Ben’s cheese of choice is always pepper jack, these days. He’ll settle for shredder (as he calls shredded cheddar), but his heart belongs to pepper jack. I love it too, so I don’t attempt to tamper with his cheese compass.
For weeks, Ben has been asking for “branding meat” for Ben’s Day Wednesday. As our house is rife with cattle rustlers, we were supplied with a mini branding iron a few years ago to keep the banditos at bay. Ben has learned to fine-tune his meal requests so he doesn’t end up with a branded bagel or eggplant or something. I knew he was driving hard for steak, but I offered hamburgers, since we had patties in the freezer that we could thaw. I sweetened the deal with pepper jack, and we were in business.
If you’re making cheeseburgers, you’ll need to make some bacon. As long as you’ve got bacon, you’d be a fool not to make loaded twice-baked potatoes to accompany your burgers, right? And if you’ve got bacon and pepper jack cheese floating about the kitchen, aren’t you kind of morally obligated to make stuffed jalapeños? Most of the time, I try hard to hold the health line, offsetting Ben’s choices with healthier ones the rest of the week, but if you’re going to do burgers, I say, do them right. Tomorrow is for caramelized cauliflower fettuccini. The day after is for salad and roasted veggie quesadillas. Today, we brand our burgers and eat them with bacon and pepper jack. In the interest of historical accuracy, it should be noted that we made and served green beans with the meal. Had they been languishing in the fridge for two weeks? Maybe. Were they such an afterthought that they didn’t make a single photo. Umm… yes?
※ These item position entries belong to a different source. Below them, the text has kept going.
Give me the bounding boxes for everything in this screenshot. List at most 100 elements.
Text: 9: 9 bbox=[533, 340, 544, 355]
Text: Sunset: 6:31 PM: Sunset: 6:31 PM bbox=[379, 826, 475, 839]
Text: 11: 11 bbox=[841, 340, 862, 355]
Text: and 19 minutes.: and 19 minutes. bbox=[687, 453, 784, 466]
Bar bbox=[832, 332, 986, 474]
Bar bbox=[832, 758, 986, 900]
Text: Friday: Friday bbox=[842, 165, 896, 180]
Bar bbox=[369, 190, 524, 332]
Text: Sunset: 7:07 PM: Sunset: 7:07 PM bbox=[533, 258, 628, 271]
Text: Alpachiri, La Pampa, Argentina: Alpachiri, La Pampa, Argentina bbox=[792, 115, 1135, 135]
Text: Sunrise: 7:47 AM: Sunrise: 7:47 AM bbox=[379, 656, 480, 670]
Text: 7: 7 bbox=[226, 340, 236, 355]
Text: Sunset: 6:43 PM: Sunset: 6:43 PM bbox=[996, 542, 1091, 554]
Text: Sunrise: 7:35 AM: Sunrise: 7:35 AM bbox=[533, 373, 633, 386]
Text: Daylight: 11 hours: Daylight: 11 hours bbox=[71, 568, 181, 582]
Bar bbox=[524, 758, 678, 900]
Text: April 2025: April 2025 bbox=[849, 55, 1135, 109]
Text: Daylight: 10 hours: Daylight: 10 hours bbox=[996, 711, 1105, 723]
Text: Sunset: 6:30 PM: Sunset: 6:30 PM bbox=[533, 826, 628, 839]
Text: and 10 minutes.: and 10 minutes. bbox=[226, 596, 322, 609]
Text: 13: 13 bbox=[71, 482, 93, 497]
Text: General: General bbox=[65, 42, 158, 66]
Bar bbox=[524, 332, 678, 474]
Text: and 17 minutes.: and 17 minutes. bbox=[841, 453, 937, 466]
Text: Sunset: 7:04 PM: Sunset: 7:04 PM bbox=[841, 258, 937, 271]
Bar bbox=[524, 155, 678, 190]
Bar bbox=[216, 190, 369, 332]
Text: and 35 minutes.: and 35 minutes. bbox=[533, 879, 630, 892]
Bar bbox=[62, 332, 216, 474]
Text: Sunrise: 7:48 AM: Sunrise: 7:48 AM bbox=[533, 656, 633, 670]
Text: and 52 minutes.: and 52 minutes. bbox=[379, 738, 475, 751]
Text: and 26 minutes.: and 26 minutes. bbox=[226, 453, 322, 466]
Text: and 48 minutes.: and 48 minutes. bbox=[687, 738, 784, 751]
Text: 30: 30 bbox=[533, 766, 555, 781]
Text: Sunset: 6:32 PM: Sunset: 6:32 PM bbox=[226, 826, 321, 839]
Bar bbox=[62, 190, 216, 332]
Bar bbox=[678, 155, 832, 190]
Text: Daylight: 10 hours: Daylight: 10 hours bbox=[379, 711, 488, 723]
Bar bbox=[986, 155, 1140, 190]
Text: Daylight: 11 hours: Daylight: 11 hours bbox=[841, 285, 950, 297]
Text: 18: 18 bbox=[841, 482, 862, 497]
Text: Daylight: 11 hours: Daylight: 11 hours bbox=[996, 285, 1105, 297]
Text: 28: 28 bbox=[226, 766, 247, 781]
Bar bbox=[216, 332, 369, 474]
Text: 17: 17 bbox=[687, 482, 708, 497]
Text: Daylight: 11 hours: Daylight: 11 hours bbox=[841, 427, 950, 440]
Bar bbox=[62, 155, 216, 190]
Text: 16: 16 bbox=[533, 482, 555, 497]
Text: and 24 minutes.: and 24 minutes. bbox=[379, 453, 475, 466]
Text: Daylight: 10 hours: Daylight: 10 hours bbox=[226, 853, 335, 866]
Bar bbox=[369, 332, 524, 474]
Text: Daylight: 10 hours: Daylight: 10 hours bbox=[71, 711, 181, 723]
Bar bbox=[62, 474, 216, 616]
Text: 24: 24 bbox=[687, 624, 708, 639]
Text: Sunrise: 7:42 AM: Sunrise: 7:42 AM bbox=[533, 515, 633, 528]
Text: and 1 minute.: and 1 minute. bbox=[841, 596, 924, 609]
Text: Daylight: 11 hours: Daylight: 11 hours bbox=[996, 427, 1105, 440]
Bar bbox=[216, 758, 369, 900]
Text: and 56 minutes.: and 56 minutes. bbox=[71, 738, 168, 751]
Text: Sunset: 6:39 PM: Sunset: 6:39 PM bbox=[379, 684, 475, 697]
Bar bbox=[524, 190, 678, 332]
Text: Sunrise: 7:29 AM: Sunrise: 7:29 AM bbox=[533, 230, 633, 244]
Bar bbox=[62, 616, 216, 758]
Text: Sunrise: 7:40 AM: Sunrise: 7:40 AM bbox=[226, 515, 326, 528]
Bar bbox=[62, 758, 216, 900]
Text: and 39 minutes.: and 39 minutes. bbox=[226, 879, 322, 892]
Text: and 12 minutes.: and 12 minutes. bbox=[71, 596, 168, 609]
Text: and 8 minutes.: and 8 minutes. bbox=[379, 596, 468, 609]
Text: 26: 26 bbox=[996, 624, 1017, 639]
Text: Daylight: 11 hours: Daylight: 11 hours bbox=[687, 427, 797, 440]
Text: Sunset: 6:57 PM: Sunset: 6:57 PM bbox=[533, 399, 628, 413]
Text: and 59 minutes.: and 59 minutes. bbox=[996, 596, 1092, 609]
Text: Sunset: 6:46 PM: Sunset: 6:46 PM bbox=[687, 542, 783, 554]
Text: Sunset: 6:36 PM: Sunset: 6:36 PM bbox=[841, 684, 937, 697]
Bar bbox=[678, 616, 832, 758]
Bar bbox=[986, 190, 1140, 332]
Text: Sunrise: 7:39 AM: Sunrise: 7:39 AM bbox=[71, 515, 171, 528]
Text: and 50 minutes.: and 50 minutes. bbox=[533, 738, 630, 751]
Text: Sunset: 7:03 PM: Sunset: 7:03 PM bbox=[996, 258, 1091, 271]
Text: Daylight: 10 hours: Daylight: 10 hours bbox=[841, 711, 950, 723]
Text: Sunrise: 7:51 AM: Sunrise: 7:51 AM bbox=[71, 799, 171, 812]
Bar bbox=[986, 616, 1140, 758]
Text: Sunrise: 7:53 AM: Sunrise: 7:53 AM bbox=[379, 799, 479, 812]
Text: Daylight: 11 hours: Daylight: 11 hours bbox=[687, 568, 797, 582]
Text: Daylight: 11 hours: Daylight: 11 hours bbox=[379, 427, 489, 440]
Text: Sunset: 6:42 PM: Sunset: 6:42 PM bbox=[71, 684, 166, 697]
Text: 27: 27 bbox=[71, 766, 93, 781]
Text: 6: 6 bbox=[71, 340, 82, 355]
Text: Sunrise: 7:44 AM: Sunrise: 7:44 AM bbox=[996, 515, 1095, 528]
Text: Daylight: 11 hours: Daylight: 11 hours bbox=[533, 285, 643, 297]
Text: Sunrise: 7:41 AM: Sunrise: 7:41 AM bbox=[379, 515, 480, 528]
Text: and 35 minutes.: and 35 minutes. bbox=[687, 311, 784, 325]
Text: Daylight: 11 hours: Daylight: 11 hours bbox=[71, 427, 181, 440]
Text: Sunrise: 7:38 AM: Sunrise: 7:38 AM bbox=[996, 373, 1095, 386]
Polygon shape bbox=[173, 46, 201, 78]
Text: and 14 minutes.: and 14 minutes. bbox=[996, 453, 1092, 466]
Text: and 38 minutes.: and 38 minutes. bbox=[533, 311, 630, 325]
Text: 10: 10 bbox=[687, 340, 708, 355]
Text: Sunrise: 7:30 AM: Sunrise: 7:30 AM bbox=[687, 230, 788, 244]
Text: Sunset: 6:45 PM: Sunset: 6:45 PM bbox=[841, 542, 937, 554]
Twice-Baked Loaded Potatoes
4-6 potatoes
Olive oil
1 cup pepper jack cheese, shredded
1/4 cup sour cream
4 scallions, white and light green parts minced
Salt and pepper to taste
Bacon crumbles
- Prick potatoes all over with a fork, rub with oil, wrap in foil, and bake until done. Ours took about 50 minutes at 400º. Slice potatoes in half lengthwise, scoop out potatoes, leaving skins intact.
- Place potato skins back in oven (optionally, brushed with oil, butter or bacon grease) for about 5 minutes.
- Meanwhile, mix scooped out part of potato with half of cheese, sour cream, scallions, salt and pepper. Put this filling into the potato skins, top with remaining cheese and bacon, and bake for 15 minutes or until cheese is melted.
Loaded Jalapeños
4 large jalapeños, stemmed and halved lengthwise, pith and seeds removed
1/4 cup whipped cream cheese
1/4 cup shredded pepper jack cheese
1 scallion white and pale green parts minced
Bacon crumbles
- Soften jalapeño halves by baking in 400º oven on a foil-lined baking sheet.
- Remove, and when cool enough to handle, spoon cream cheese into jalapeños, Top with pepper jack cheese, onions and bacon. Bake about 15 minutes.